The choice of T_rr_interval = 4 seconds for interoperability might
appear strange. Intuitively, this value ought to be 5 seconds, to
make both the RTP/AVP and RTP/AVPF use the same timeout period.
However, the behavior outlined in Section 7.1.1 shows that actual
RTP/AVPF reporting intervals can be longer than expected. Setting
T_rr_interval = 4 seconds gives actual RTCP intervals near to those
expected by RTP/AVP, ensuring interoperability.
Lennox, et al. Standards Track [Page 21]
^L
RFC 8108 Multiple Media Streams in an RTP Session March 2017
7.1.4. Updated SSRC Timeout Rules
To ensure interoperability and avoid premature timeouts, all SSRCs in
an RTP session MUST use the same timeout behavior. However, previous
specifications are inconsistent in this regard. To avoid
interoperability issues, this memo updates the timeout rules as
follows:
o For the RTP/AVP, RTP/SAVP, RTP/AVPF, and RTP/SAVPF profiles, the
timeout interval SHALL be calculated using a multiplier of five
times the deterministic RTCP reporting interval. That is, the
timeout interval SHALL be 5*Td.
o For the RTP/AVP, RTP/SAVP, RTP/AVPF, and RTP/SAVPF profiles,
calculation of Td, for the purpose of calculating the participant
timeout only, SHALL be done using a Tmin value of 5 seconds and
not the reduced minimal interval, even if the reduced minimum
interval is used to calculate RTCP packet transmission intervals.
This changes the behavior for the RTP/AVPF or RTP/SAVPF profiles when
T_rr_interval != 0. Specifically, the first paragraph of
Section 3.5.4 of [RFC4585] is updated to use Tmin instead of
T_rr_interval in the timeout calculation for RTP/AVPF entities.
7.2. Tuning RTCP Transmissions
This subsection discusses what tuning can be done to reduce the
downsides of the shared RTCP packet intervals. First, what
possibilities exist for the RTP/AVP [RFC3551] profile are listed
followed by what additional tools are provided by RTP/AVPF [RFC4585].

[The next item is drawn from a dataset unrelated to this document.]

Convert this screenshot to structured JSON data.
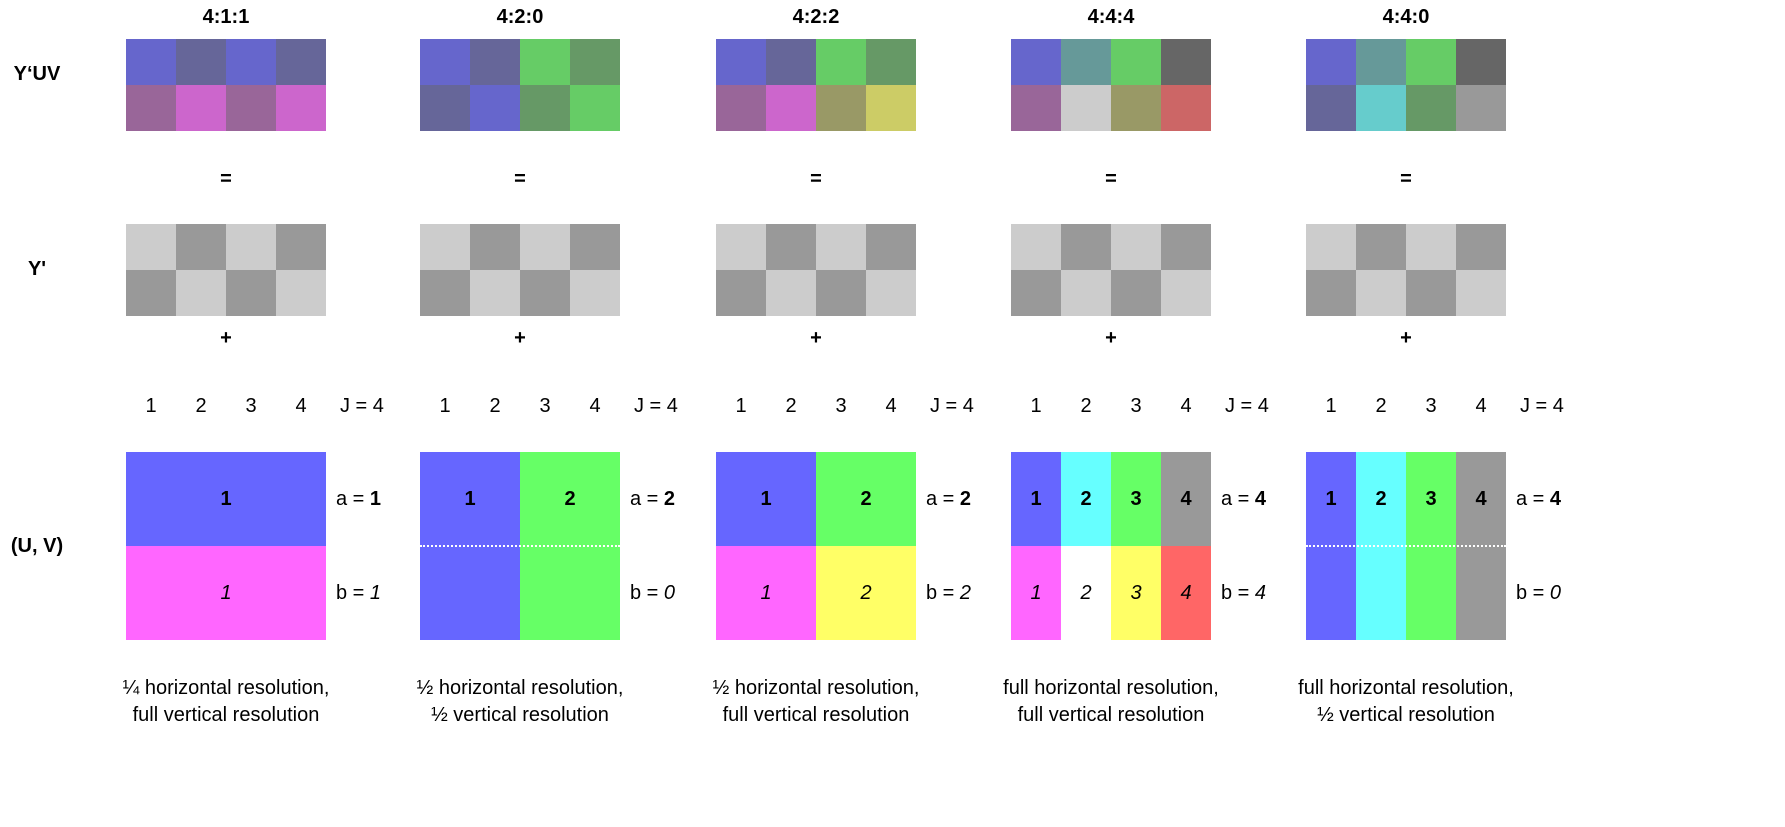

7.2.1. RTP/AVP and RTP/SAVP
When using the RTP/AVP or RTP/SAVP profiles, the options for tuning
the RTCP reporting intervals are limited to the RTCP sender and
receiver bandwidth, and whether the minimum RTCP interval is scaled
according to the bandwidth. As the scheduling algorithm includes
both randomization and reconsideration, one cannot simply calculate
the expected average transmission interval using the formula for Td
given in Section 6.3.1 of [RFC3550]. However, by considering the
inputs to that expression, and the randomization and reconsideration
rules, we can begin to understand the behavior of the RTCP
transmission interval.
Lennox, et al. Standards Track [Page 22]
^L
RFC 8108 Multiple Media Streams in an RTP Session March 2017
Let's start with some basic observations:
a. Unless the scaled minimum RTCP interval is used, Td prior to
randomization and reconsideration can never be less than Tmin.

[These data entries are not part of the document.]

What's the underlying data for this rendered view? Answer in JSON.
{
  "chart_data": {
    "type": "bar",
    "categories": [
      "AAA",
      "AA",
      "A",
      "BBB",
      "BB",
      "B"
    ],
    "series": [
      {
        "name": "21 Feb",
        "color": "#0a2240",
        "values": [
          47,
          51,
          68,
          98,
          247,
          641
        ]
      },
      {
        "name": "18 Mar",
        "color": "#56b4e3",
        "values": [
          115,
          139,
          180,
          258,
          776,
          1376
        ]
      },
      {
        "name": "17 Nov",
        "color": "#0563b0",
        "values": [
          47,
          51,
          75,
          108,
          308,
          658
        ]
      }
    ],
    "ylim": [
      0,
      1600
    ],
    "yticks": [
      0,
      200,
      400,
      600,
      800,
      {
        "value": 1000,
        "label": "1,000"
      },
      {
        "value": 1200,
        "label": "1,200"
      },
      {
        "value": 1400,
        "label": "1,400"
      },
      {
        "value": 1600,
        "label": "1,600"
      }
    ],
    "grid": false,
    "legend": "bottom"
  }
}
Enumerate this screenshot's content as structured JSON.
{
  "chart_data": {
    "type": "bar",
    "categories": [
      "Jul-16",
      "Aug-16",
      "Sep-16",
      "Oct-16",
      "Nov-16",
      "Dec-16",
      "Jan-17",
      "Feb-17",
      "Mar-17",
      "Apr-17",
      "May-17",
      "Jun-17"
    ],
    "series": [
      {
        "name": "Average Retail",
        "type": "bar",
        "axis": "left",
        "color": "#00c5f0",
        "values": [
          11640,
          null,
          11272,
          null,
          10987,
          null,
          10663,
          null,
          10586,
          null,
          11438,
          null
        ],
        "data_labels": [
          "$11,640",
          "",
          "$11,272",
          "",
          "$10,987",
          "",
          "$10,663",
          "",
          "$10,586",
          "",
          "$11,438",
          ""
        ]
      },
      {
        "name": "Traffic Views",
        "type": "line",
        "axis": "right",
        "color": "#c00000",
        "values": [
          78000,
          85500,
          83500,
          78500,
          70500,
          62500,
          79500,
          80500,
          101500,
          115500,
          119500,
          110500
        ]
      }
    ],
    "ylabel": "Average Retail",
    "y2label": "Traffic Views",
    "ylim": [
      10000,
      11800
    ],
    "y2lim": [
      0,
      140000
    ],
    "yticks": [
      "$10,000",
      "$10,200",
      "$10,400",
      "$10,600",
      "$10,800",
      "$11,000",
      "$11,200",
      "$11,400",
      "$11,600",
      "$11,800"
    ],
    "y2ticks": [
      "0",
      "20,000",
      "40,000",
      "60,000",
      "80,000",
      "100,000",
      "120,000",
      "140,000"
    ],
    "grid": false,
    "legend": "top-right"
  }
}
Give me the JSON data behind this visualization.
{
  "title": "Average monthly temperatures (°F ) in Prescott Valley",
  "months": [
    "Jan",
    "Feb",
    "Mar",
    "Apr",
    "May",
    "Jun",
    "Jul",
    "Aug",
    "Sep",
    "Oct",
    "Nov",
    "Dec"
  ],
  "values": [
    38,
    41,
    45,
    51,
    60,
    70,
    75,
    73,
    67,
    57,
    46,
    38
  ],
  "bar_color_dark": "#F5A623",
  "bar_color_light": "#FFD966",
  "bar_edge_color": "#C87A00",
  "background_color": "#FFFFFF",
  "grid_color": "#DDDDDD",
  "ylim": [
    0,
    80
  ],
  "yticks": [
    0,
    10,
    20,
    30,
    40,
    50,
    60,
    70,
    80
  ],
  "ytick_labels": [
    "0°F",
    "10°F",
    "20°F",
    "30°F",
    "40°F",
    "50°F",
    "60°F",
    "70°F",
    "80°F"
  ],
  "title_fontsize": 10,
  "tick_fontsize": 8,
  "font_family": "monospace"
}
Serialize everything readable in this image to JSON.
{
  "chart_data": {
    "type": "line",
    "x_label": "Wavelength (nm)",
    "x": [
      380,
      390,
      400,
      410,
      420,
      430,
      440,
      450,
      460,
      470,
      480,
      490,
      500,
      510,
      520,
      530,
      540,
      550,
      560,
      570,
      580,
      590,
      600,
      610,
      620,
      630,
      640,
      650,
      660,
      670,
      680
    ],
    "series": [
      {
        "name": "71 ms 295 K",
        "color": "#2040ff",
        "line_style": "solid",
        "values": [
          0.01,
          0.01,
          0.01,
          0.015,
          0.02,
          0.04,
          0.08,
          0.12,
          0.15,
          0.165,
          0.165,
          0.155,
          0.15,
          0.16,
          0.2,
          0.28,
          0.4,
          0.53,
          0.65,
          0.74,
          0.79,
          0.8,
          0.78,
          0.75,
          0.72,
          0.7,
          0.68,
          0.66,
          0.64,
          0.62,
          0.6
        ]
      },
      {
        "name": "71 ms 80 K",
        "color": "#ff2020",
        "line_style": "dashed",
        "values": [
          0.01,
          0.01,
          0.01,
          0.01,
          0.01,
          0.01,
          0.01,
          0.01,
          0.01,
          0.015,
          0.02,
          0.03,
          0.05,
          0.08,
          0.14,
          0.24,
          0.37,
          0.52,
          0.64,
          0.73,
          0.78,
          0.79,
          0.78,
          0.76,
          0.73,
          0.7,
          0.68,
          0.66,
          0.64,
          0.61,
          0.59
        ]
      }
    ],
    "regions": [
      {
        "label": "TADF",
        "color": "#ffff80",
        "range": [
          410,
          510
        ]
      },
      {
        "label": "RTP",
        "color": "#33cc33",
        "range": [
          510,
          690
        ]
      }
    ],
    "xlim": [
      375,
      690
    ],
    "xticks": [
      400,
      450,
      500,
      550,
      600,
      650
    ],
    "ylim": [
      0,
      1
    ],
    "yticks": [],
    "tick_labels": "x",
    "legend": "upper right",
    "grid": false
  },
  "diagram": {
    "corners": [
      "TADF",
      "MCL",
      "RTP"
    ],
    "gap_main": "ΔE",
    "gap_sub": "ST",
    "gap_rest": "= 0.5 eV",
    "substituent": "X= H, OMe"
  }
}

The default value of Tmin is 5 seconds.
b. If the scaled minimum RTCP interval is used, Td can become as low
as 360 divided by RTP Session bandwidth in kilobits per second.
In SDP, the RTP session bandwidth is signaled using a "b=AS"

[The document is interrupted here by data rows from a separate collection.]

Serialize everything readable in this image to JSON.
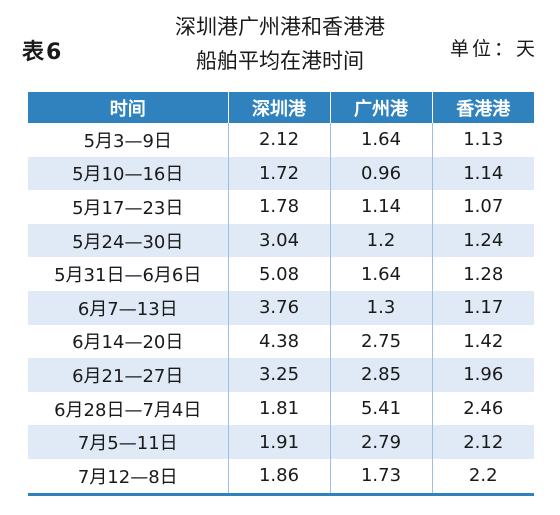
{
  "table_no": "表6",
  "title_line1": "深圳港广州港和香港港",
  "title_line2": "船舶平均在港时间",
  "unit": "单位：天",
  "headers": [
    "时间",
    "深圳港",
    "广州港",
    "香港港"
  ],
  "rows": [
    [
      "5月3—9日",
      "2.12",
      "1.64",
      "1.13"
    ],
    [
      "5月10—16日",
      "1.72",
      "0.96",
      "1.14"
    ],
    [
      "5月17—23日",
      "1.78",
      "1.14",
      "1.07"
    ],
    [
      "5月24—30日",
      "3.04",
      "1.2",
      "1.24"
    ],
    [
      "5月31日—6月6日",
      "5.08",
      "1.64",
      "1.28"
    ],
    [
      "6月7—13日",
      "3.76",
      "1.3",
      "1.17"
    ],
    [
      "6月14—20日",
      "4.38",
      "2.75",
      "1.42"
    ],
    [
      "6月21—27日",
      "3.25",
      "2.85",
      "1.96"
    ],
    [
      "6月28日—7月4日",
      "1.81",
      "5.41",
      "2.46"
    ],
    [
      "7月5—11日",
      "1.91",
      "2.79",
      "2.12"
    ],
    [
      "7月12—8日",
      "1.86",
      "1.73",
      "2.2"
    ]
  ]
}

line. An RTP Session bandwidth of 72 kbps results in Tmin being
5 seconds. An RTP session bandwidth of 360 kbps of course gives
a Tmin of 1 second, and to achieve a Tmin equal to once every
frame for a 25 frame-per-second video stream requires an RTP
session bandwidth of 9 Mbps. Use of the RTP/AVPF or RTP/SAVPF
profile allows more frequent RTCP reports for the same bandwidth,
as discussed below.
c. The value of Td scales with the number of SSRCs and the average
size of the RTCP reports to keep the overall RTCP bandwidth
constant.
d. The actual transmission interval for a Td value is in the range
[0.5*Td/1.21828, 1.5*Td/1.21828], and the distribution is skewed,
due to reconsideration, with the majority of the probability mass
being above Td. This means, for example, that for Td = 5 s, the
actual transmission interval will be distributed in the range
[2.052 s, 6.156 s], and tending towards the upper half of the
interval. Note that Tmin parameter limits the value of Td before
randomization and reconsideration are applied, so the actual
transmission interval will cover a range extending below Tmin.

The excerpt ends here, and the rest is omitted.